Université Paris Descartes, Hôpital Européen Georges Pompidou, Inserm U970, Paris, France
Centre hospitalier régional d’Orléans La Source. Orléans, France
Global Health Objectives. Genève. Suisse
Centre Hospitalier de Libreville, Faculté de médecine. Libreville, Gabon.
- Key words: human papillomavirus, cervical cancer, sub-Saharan Africa, intervention strategy
- DOI : 10.1684/mst.2017.0648
- Page(s) : 16-22
- Published in: 2017
Highly oncogenic human papillomavirus (HPV) infections are responsible for 7.7 % of cancers in developing countries, mainly cervical cancer. The incidence of this emerging cancer is steadily increasing in sub-Saharan Africa, with more than 75,000 new cases and close to 50,000 deaths a year, a toll further increased by HIV infection. According to the World Health Organization, cervical cancer will kill more than 443,000 women per year worldwide by 2030, nearly 90 % of them in sub-Saharan Africa. This increase in cervical cancer incidence in Africa is now counteracting the progress made by African women in reducing maternal mortality and increasing longevity.
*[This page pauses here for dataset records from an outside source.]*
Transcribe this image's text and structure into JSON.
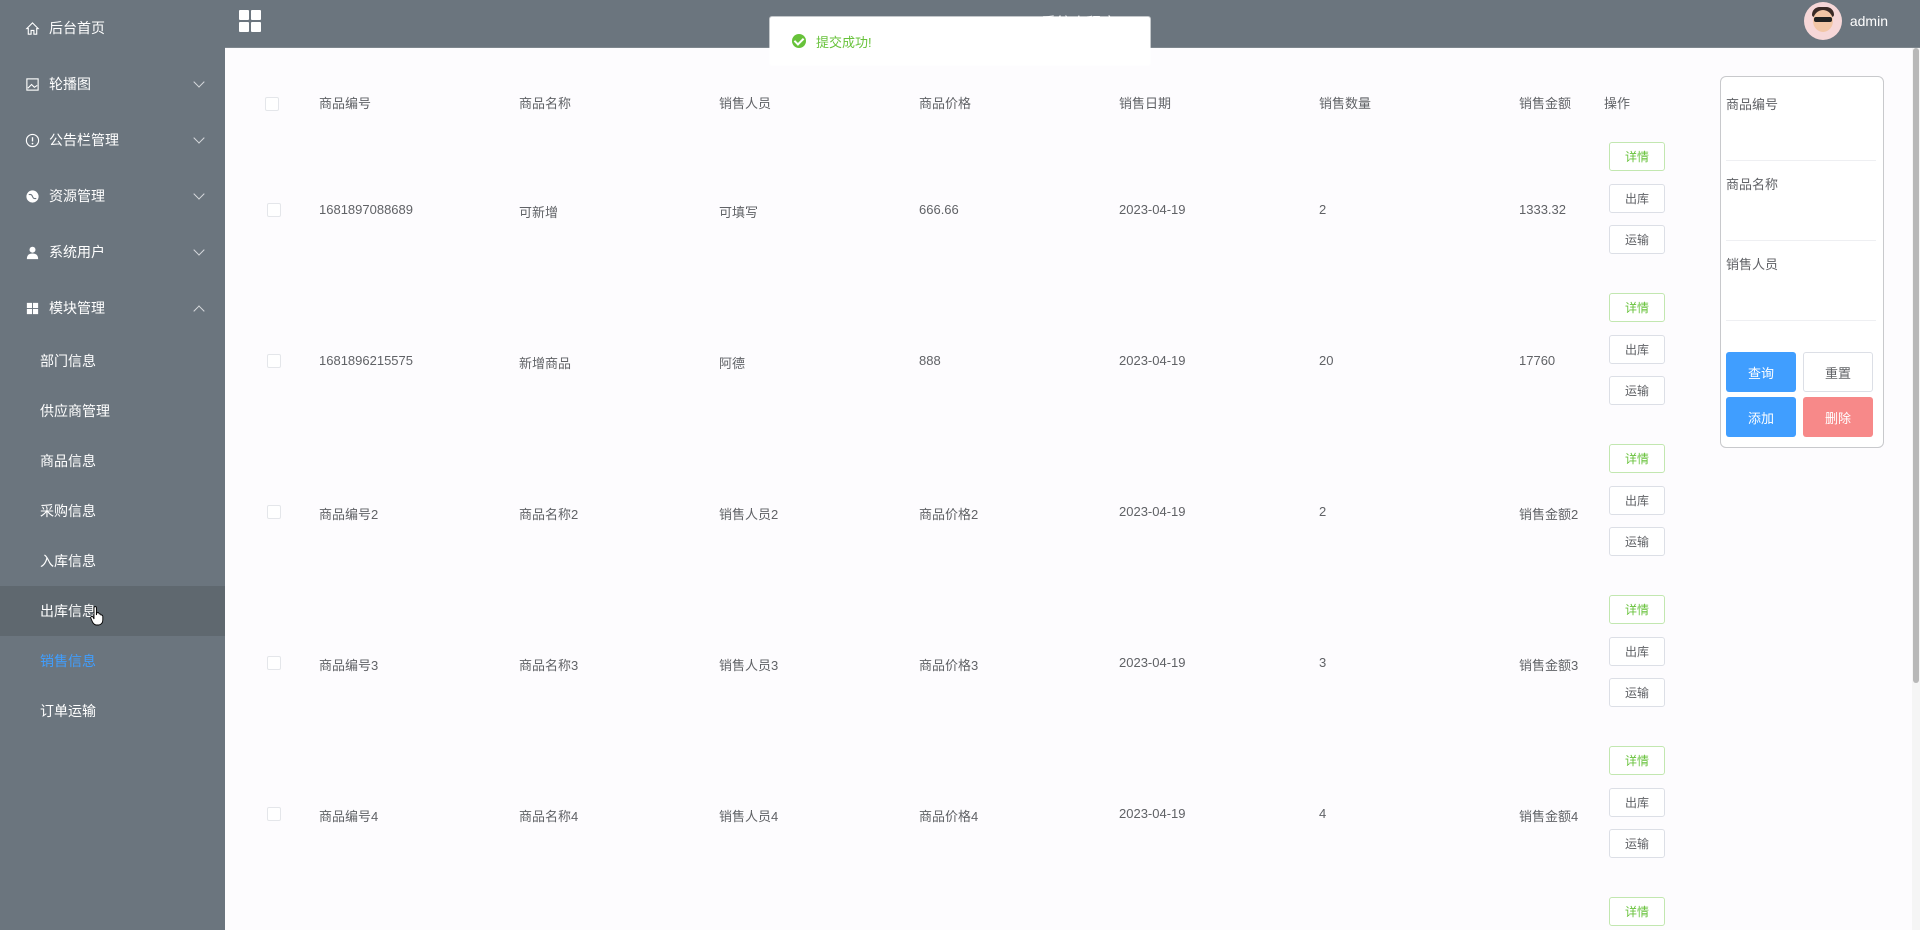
{
  "header": {
    "title": "...系统小程序",
    "user_name": "admin"
  },
  "toast": {
    "message": "提交成功!"
  },
  "sidebar": {
    "items": [
      {
        "label": "后台首页"
      },
      {
        "label": "轮播图"
      },
      {
        "label": "公告栏管理"
      },
      {
        "label": "资源管理"
      },
      {
        "label": "系统用户"
      },
      {
        "label": "模块管理"
      }
    ],
    "sub_items": [
      {
        "label": "部门信息"
      },
      {
        "label": "供应商管理"
      },
      {
        "label": "商品信息"
      },
      {
        "label": "采购信息"
      },
      {
        "label": "入库信息"
      },
      {
        "label": "出库信息"
      },
      {
        "label": "销售信息"
      },
      {
        "label": "订单运输"
      }
    ]
  },
  "table": {
    "columns": [
      "商品编号",
      "商品名称",
      "销售人员",
      "商品价格",
      "销售日期",
      "销售数量",
      "销售金额",
      "操作"
    ],
    "rows": [
      {
        "code": "1681897088689",
        "name": "可新增",
        "seller": "可填写",
        "price": "666.66",
        "date": "2023-04-19",
        "qty": "2",
        "amount": "1333.32"
      },
      {
        "code": "1681896215575",
        "name": "新增商品",
        "seller": "阿德",
        "price": "888",
        "date": "2023-04-19",
        "qty": "20",
        "amount": "17760"
      },
      {
        "code": "商品编号2",
        "name": "商品名称2",
        "seller": "销售人员2",
        "price": "商品价格2",
        "date": "2023-04-19",
        "qty": "2",
        "amount": "销售金额2"
      },
      {
        "code": "商品编号3",
        "name": "商品名称3",
        "seller": "销售人员3",
        "price": "商品价格3",
        "date": "2023-04-19",
        "qty": "3",
        "amount": "销售金额3"
      },
      {
        "code": "商品编号4",
        "name": "商品名称4",
        "seller": "销售人员4",
        "price": "商品价格4",
        "date": "2023-04-19",
        "qty": "4",
        "amount": "销售金额4"
      }
    ],
    "actions": {
      "detail": "详情",
      "out": "出库",
      "ship": "运输"
    }
  },
  "search": {
    "label_code": "商品编号",
    "label_name": "商品名称",
    "label_seller": "销售人员",
    "query": "查询",
    "reset": "重置",
    "add": "添加",
    "delete": "删除"
  },
  "colors": {
    "sidebar_bg": "#6b757e",
    "active": "#409eff",
    "success": "#67c23a",
    "danger": "#f78989"
  }
}
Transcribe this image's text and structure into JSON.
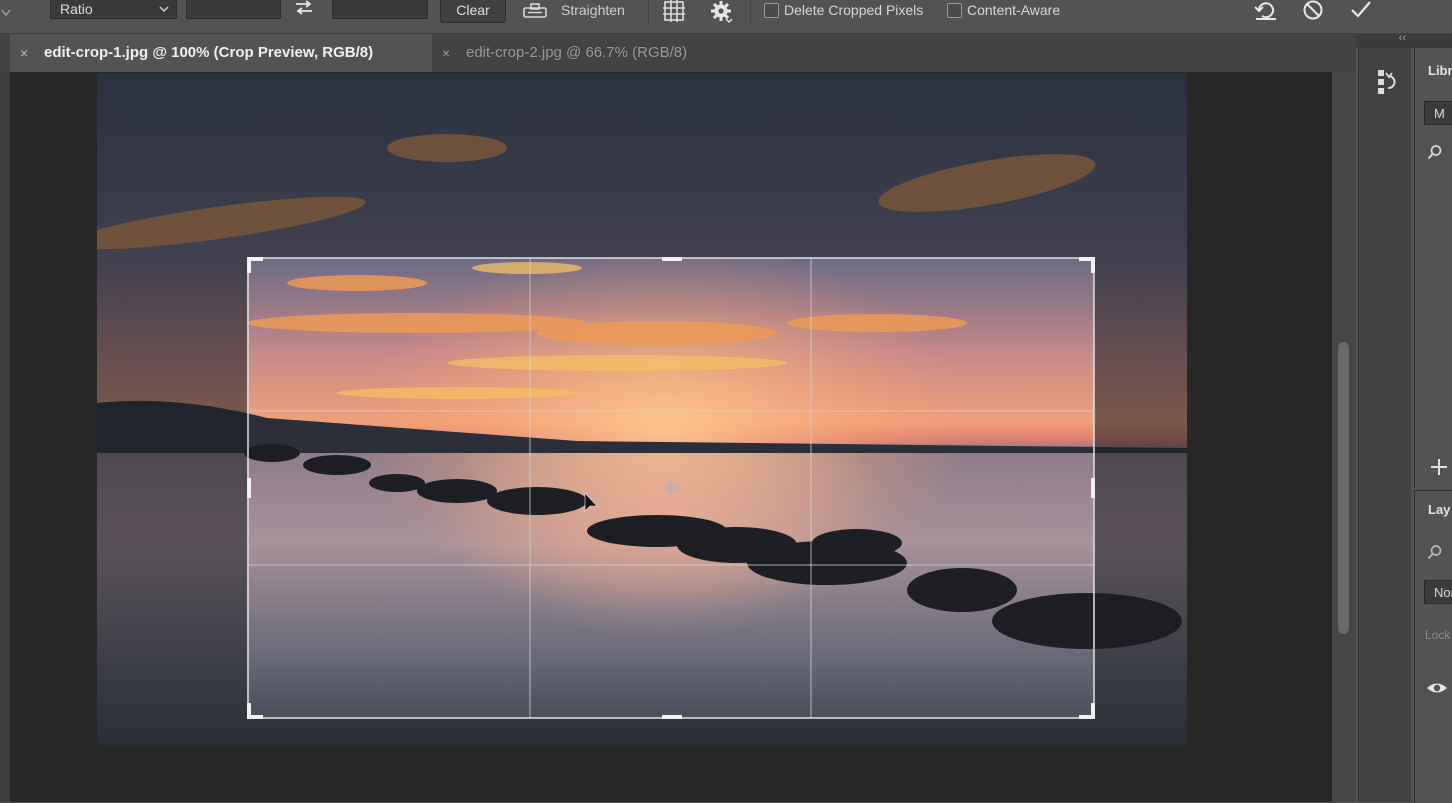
{
  "options_bar": {
    "ratio_label": "Ratio",
    "width_value": "",
    "height_value": "",
    "clear_label": "Clear",
    "straighten_label": "Straighten",
    "delete_cropped_label": "Delete Cropped Pixels",
    "delete_cropped_checked": false,
    "content_aware_label": "Content-Aware",
    "content_aware_checked": false
  },
  "tabs": [
    {
      "close": "×",
      "label": "edit-crop-1.jpg @ 100% (Crop Preview, RGB/8)",
      "active": true
    },
    {
      "close": "×",
      "label": "edit-crop-2.jpg @ 66.7% (RGB/8)",
      "active": false
    }
  ],
  "dock": {
    "collapse_label": "‹‹"
  },
  "libraries_panel": {
    "title": "Libr",
    "dropdown_value": "M"
  },
  "layers_panel": {
    "title": "Lay",
    "blend_mode_value": "Nor",
    "lock_label": "Lock"
  },
  "colors": {
    "accent": "#e8834a",
    "ui_bg": "#535353",
    "canvas_bg": "#282828"
  }
}
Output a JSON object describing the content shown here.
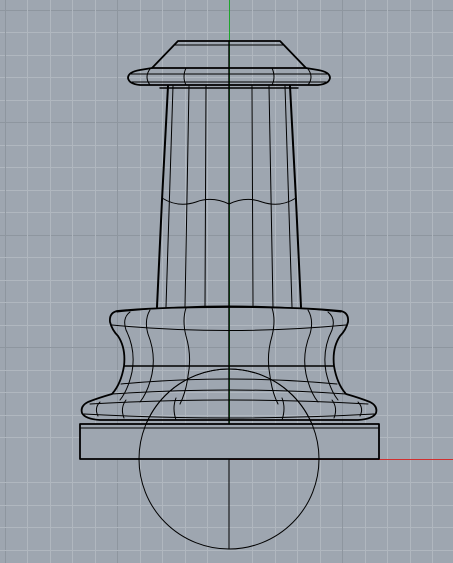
{
  "viewport": {
    "background": "#9ea6b0",
    "grid_minor_color": "#b0b7bf",
    "grid_major_color": "#8e969f",
    "y_axis_color": "#1fa52d",
    "x_axis_color": "#d12f2f",
    "wireframe_color": "#000000"
  },
  "objects": [
    {
      "name": "column-cap",
      "type": "surface"
    },
    {
      "name": "column-shaft",
      "type": "surface"
    },
    {
      "name": "column-base-molding",
      "type": "surface"
    },
    {
      "name": "plinth-block",
      "type": "box"
    },
    {
      "name": "sphere",
      "type": "sphere"
    }
  ]
}
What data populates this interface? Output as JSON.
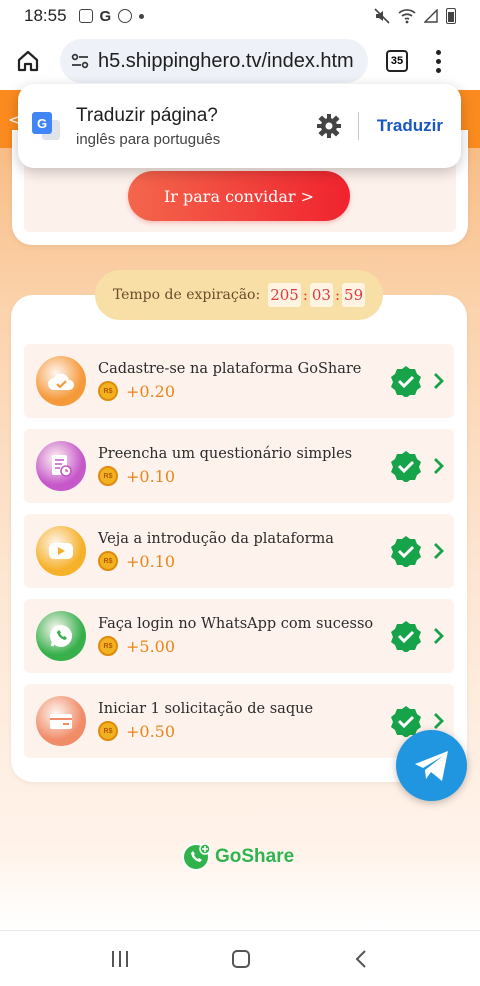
{
  "status_bar": {
    "time": "18:55"
  },
  "browser": {
    "url": "h5.shippinghero.tv/index.htm",
    "tab_count": "35"
  },
  "translate_popup": {
    "title": "Traduzir página?",
    "subtitle": "inglês para português",
    "button": "Traduzir"
  },
  "invite": {
    "button_label": "Ir para convidar >"
  },
  "expiry": {
    "label": "Tempo de expiração:",
    "hours": "205",
    "minutes": "03",
    "seconds": "59"
  },
  "tasks": [
    {
      "title": "Cadastre-se na plataforma GoShare",
      "reward": "+0.20",
      "icon": "cloud-check-icon",
      "color": "#f59a3a"
    },
    {
      "title": "Preencha um questionário simples",
      "reward": "+0.10",
      "icon": "questionnaire-icon",
      "color": "#c658c9"
    },
    {
      "title": "Veja a introdução da plataforma",
      "reward": "+0.10",
      "icon": "video-play-icon",
      "color": "#f6b12a"
    },
    {
      "title": "Faça login no WhatsApp com sucesso",
      "reward": "+5.00",
      "icon": "whatsapp-icon",
      "color": "#37b04c"
    },
    {
      "title": "Iniciar 1 solicitação de saque",
      "reward": "+0.50",
      "icon": "card-icon",
      "color": "#f08c68"
    }
  ],
  "coin_label": "R$",
  "brand": {
    "name": "GoShare"
  }
}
Nevertheless, cervical cancer is a potentially preventable noncommunicable disease that can be averted or halted by primary (vaccination), secondary (early diagnosis of situations at risk), and tertiary (early diagnosis of proven cases of cervical neoplasia) prevention. The close links between HIV and HPV justify linking cervical cancer prevention, screening, and management programs with AIDS programs as part of the “90-90-90” initiative of the UNAIDS, both nationally and regionally. Innovative strategies based on effective, rapid, inexpensive, and mobile screening tools, including at best molecular biology as well as vaccination and awareness programs, should be rapidly implemented and evaluated in sub-Saharan Africa.